O ex-prefeito Paulo Maluf desembarcou ontem às 6h05m, no Aeroporto Internacional de São Paulo, em Guarulhos, depois de passar 15 dias em Paris e Mônaco. Maluf retornou disposto a falar e sinalizou para um futuro apoio à candidatura do presidente do Senado, Antônio Carlos Magalhães (PFL-BA), à presidência da República em 2002. Segundo Maluf, há muitos fatores que facilitam esse apoio.

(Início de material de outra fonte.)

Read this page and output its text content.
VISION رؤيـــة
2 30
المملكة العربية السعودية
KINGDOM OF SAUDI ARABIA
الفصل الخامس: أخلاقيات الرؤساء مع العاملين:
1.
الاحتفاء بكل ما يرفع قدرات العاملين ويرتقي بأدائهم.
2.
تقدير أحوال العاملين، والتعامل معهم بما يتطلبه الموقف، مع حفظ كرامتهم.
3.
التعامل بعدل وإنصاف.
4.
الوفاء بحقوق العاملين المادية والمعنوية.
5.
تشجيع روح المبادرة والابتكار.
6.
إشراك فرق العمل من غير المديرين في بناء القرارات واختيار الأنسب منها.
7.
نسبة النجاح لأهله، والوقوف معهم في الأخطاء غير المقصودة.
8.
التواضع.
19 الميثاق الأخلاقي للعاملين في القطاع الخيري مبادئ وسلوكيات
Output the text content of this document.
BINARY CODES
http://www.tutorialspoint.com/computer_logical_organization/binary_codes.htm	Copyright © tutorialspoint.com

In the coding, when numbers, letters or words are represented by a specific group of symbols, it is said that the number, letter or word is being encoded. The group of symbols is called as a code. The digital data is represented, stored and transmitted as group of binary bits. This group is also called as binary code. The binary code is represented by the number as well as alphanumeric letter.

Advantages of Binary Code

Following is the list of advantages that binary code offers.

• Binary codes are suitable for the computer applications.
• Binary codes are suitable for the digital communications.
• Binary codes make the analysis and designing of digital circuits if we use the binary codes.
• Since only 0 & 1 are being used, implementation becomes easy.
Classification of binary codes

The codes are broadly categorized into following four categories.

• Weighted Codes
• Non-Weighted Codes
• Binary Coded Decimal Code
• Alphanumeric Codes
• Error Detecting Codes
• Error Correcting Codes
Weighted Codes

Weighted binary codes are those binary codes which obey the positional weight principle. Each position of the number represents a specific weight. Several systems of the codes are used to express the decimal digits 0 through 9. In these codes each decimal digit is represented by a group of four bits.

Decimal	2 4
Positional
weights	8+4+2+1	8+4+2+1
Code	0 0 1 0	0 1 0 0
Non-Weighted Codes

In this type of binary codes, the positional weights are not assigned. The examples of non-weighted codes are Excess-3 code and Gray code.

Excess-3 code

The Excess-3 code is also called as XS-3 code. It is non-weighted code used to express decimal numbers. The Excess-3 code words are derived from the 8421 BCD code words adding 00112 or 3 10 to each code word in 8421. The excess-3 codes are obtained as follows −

‘‘2002 está longe, mas todo mundo sabe do meu bom relacionamento com o deputado de saudosa memória Luiz Eduardo Magalhães e também com Antonio Carlos Magalhães. Evidentemente, eu tenho muita facilidade para estar no mesmo palanque que ele’’, afirmou o presidente nacional do PPB, acrescentando, porém, que será necessário ouvir outras lideranças de seu partido sobre a questão.
Maluf negou qualquer envolvimento nas articulações para a aprovação, na Câmara de Vereadores de São Paulo, do processo de impeachment contra o prefeito Celso Pitta (sem partido). Maluf rompeu relações com Pitta oficialmente há cerca de 20 dias. O prefeito acusa Maluf de estar por trás de um complô para tirá-lo da Prefeitura. ‘‘Se o prefeito Celso Pitta recebeu essa informação, recebeu uma informação errada. Se a está repetindo, ele está mentindo nesse caso’’, afirmou. O ex-prefeito evitou dar opinião sobre o impeachment do Pitta. ‘‘Não sou a favor nem contra. O impeachment é um problema da Câmara de Vereadores’’.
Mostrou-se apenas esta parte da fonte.